The FCC said prison phone companies' rates were "exorbitant," an assertion supported by an analysis conducted for reform advocates. The rates are kept high by commissions -- critics charge they are essentially kickbacks -- that the phone service providers pay to prisons as part of their contracts. Prisons then use those commissions to avoid asking their states for more tax revenues.

But Smith claimed that prison advocates and Democrats at the FCC were "embellish(ing)" the profitability of his business, and dismissed personal stories like Forte's. He also suggested prisoners' families should easily be able to pay what he charges, which according to his company's calculations averages out to $34 per inmate per month.

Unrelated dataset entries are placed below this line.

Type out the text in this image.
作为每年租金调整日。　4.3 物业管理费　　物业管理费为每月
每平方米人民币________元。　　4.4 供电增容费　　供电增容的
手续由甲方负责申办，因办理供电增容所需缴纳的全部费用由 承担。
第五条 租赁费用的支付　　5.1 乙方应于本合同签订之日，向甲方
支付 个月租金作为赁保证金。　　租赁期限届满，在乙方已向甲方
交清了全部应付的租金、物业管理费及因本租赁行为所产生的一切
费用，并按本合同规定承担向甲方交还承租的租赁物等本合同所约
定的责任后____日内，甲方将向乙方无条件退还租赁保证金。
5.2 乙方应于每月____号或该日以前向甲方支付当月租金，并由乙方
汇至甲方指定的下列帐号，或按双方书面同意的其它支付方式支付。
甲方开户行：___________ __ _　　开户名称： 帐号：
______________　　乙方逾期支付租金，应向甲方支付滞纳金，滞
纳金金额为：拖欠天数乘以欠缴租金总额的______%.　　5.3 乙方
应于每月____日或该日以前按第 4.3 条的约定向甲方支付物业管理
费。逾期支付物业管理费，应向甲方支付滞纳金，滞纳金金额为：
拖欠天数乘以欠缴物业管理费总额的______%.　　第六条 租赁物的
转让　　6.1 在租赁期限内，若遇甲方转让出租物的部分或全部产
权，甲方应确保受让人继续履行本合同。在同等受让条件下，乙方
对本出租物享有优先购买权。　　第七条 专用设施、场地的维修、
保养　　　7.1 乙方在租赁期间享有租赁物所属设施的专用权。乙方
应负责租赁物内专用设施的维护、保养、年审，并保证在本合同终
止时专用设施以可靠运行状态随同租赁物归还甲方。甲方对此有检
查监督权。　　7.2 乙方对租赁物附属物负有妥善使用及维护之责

"We see lots and lots of people (visiting) jail who have one cellular, two cellulars, drive very nice cars," Smith said. "I've been in the booking areas, I've seen lots and lots of visitors in the waiting areas, and every single person has at least one cellular."

In the wake of the FCC's decision, Securus raised the fee it charges families to deposit money onto prisoners' phone debit cards over the phone from $7.95 to $9.95, according to the Prison Policy Initiative, which pushed for the FCC rule change.

"I can’t think of a business that I use regularly that charges me a fee to take my money," wrote Peter Wagner, the executive director of the non-profit group. "Generally, companies absorb those costs because they want my business. Because this industry has its customers locked in (pun intended), they don’t have to worry as much about competition."

Smith said that the costly commissions keeping prison phone call prices high are already written into his contracts with prisons, meaning the FCC's caps will cut into the revenues he expected to earn.

A FCC spokesman said the commission still has yet to publish the new regulations in the Federal Register. Once they are published, the rules will kick in after 90 days.

"Clearly we will file a lawsuit," if the new top rates don't take into account commissions, Smith said. If the new rates remain, he predicted higher local call fees and lower commissions for prisons.

"It isn't an altruistic business. It's a business for profit, and commission is, for the last 20 years it's been the vehicle that prisons and jails have asked for so we can pay them part of revenue for every call back to them," Smith said. "That's just the business model."